The seven-year gap between their two records is both deliberate and incidental. Lu has framed it as a kind of resistance to industry pressure, while rejecting any fixed timeline altogether.
“I move at my own pace,” Lu says. “This is the pace that it took me to make this [record]. I don’t know if I’m gonna take this long for the next album, maybe the next album will come out in a month.”
"The current system doesn't allow people to just kind of sit and process what they're experiencing."
The album moves through devotion, collapse, longing and rupture, without ever settling on a clean resolution.

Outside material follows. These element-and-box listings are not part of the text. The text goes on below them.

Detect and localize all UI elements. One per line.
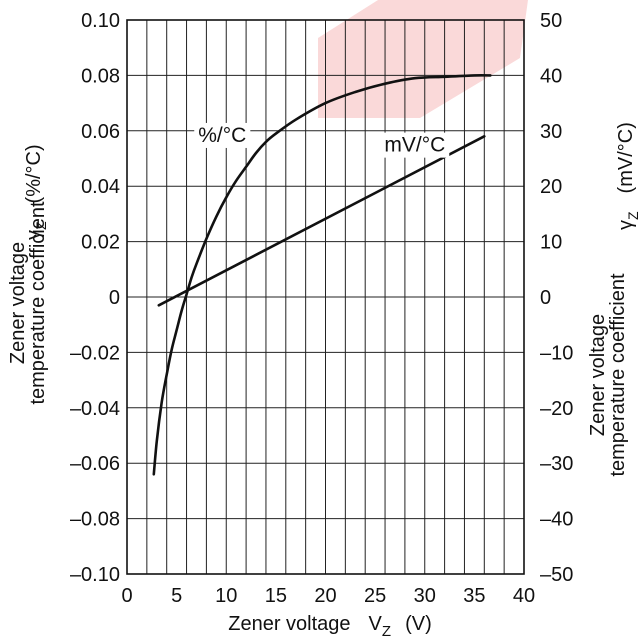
y-right-tick-label: –50 xyxy=(540,564,573,586)
svg-text:Zener voltage: Zener voltage xyxy=(7,242,29,364)
x-tick-label: 30 xyxy=(414,585,436,607)
svg-text:γZ(mV/°C): γZ(mV/°C) xyxy=(615,122,639,230)
y-right-tick-label: –10 xyxy=(540,342,573,364)
x-tick-label: 40 xyxy=(513,585,535,607)
svg-text:γZ(%/°C): γZ(%/°C) xyxy=(23,144,49,240)
x-axis-label: Zener voltage VZ (V) xyxy=(228,613,431,638)
x-tick-label: 20 xyxy=(314,585,336,607)
x-tick-label: 15 xyxy=(265,585,287,607)
series-line-mv xyxy=(157,135,486,307)
y-right-tick-label: 50 xyxy=(540,10,562,32)
y-right-tick-label: –20 xyxy=(540,398,573,420)
x-axis-ticks: 0 5 10 15 20 25 30 35 40 xyxy=(121,585,535,607)
y-right-tick-label: 30 xyxy=(540,121,562,143)
svg-text:temperature coefficient: temperature coefficient xyxy=(607,273,629,477)
annotation-background xyxy=(194,122,251,148)
y-left-tick-label: 0.06 xyxy=(81,121,120,143)
y-left-tick-label: –0.06 xyxy=(70,453,120,475)
x-tick-label: 10 xyxy=(215,585,237,607)
y-axis-right-label: Zener voltage temperature coefficient xyxy=(587,273,629,477)
y-left-tick-label: 0.08 xyxy=(81,65,120,87)
y-axis-left-label: Zener voltage temperature coefficient xyxy=(7,201,49,405)
y-right-tick-label: –40 xyxy=(540,509,573,531)
y-left-tick-label: 0.04 xyxy=(81,176,120,198)
y-right-tick-label: 0 xyxy=(540,287,551,309)
x-tick-label: 5 xyxy=(171,585,182,607)
y-axis-left-ticks: –0.10 –0.08 –0.06 –0.04 –0.02 0 0.02 0.04 0.06 0.… xyxy=(70,10,120,586)
y-left-tick-label: 0 xyxy=(109,287,120,309)
plot-frame xyxy=(126,19,525,575)
y-left-tick-label: –0.04 xyxy=(70,398,120,420)
x-tick-label: 0 xyxy=(121,585,132,607)
annotation-percent-label: %/°C xyxy=(198,124,246,147)
y-right-tick-label: 20 xyxy=(540,176,562,198)
annotation-background xyxy=(380,132,450,158)
y-right-tick-label: –30 xyxy=(540,453,573,475)
x-tick-label: 35 xyxy=(463,585,485,607)
plot-border xyxy=(126,19,525,575)
y-right-tick-label: 10 xyxy=(540,232,562,254)
y-axis-right-ticks: –50 –40 –30 –20 –10 0 10 20 30 40 50 xyxy=(540,10,573,586)
svg-text:Zener voltage: Zener voltage xyxy=(587,314,609,436)
y-left-tick-label: –0.10 xyxy=(70,564,120,586)
y-left-tick-label: 0.10 xyxy=(81,10,120,32)
x-tick-label: 25 xyxy=(364,585,386,607)
y-axis-left-symbol: γZ(%/°C) xyxy=(23,144,49,240)
y-left-tick-label: –0.08 xyxy=(70,509,120,531)
annotation-mv-label: mV/°C xyxy=(384,134,445,157)
series-lines xyxy=(152,74,492,476)
y-axis-right-symbol: γZ(mV/°C) xyxy=(615,122,639,230)
series-line-percent xyxy=(152,74,492,476)
y-right-tick-label: 40 xyxy=(540,65,562,87)
y-left-tick-label: –0.02 xyxy=(70,342,120,364)
y-left-tick-label: 0.02 xyxy=(81,232,120,254)
svg-text:temperature coefficient: temperature coefficient xyxy=(27,201,49,405)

It’s not a new direction for them, but here it feels more inward-looking and self-interrogating.
This might explain why some listeners have called it a breakup record. Lu doesn’t reject that, but doesn’t seem fully agree either.
“I mean, sure,” they say. “There’s definitely breakup moments, definitely ‘fuck you’ moments, definitely ‘I’m free’ moments, but it was worked on over such a long period of time. There were like mini breakups happening throughout the seven years of making it.”
Lu grew up with two strict Jehovah’s Witness parents, a faith they say they left behind when they turned 18. Asked whether there is a connection between their religious upbringing and the questions they are asking on this record, they say:
“Yeah, I mean, it’s all connected. It’s all part of the same string. I think this one is more about my spirituality and my relationship with myself,” Lu explains.
“Blood, my last album, dealt much more with my parents, but this is more about my relationship with myself, toxic relationships I’ve had, love relationships I’ve had over the past seven years, and sort of contending with my relationship with music, which, for me, has been like God — this ultimate being and purpose. It’s about my relationship with myself and spirituality.”
So, does So Help Me God close a chapter or open a new one for Kelsey Lu? In their usual fashion, it’s more nuanced than that.
“I think they go hand in hand,” they say.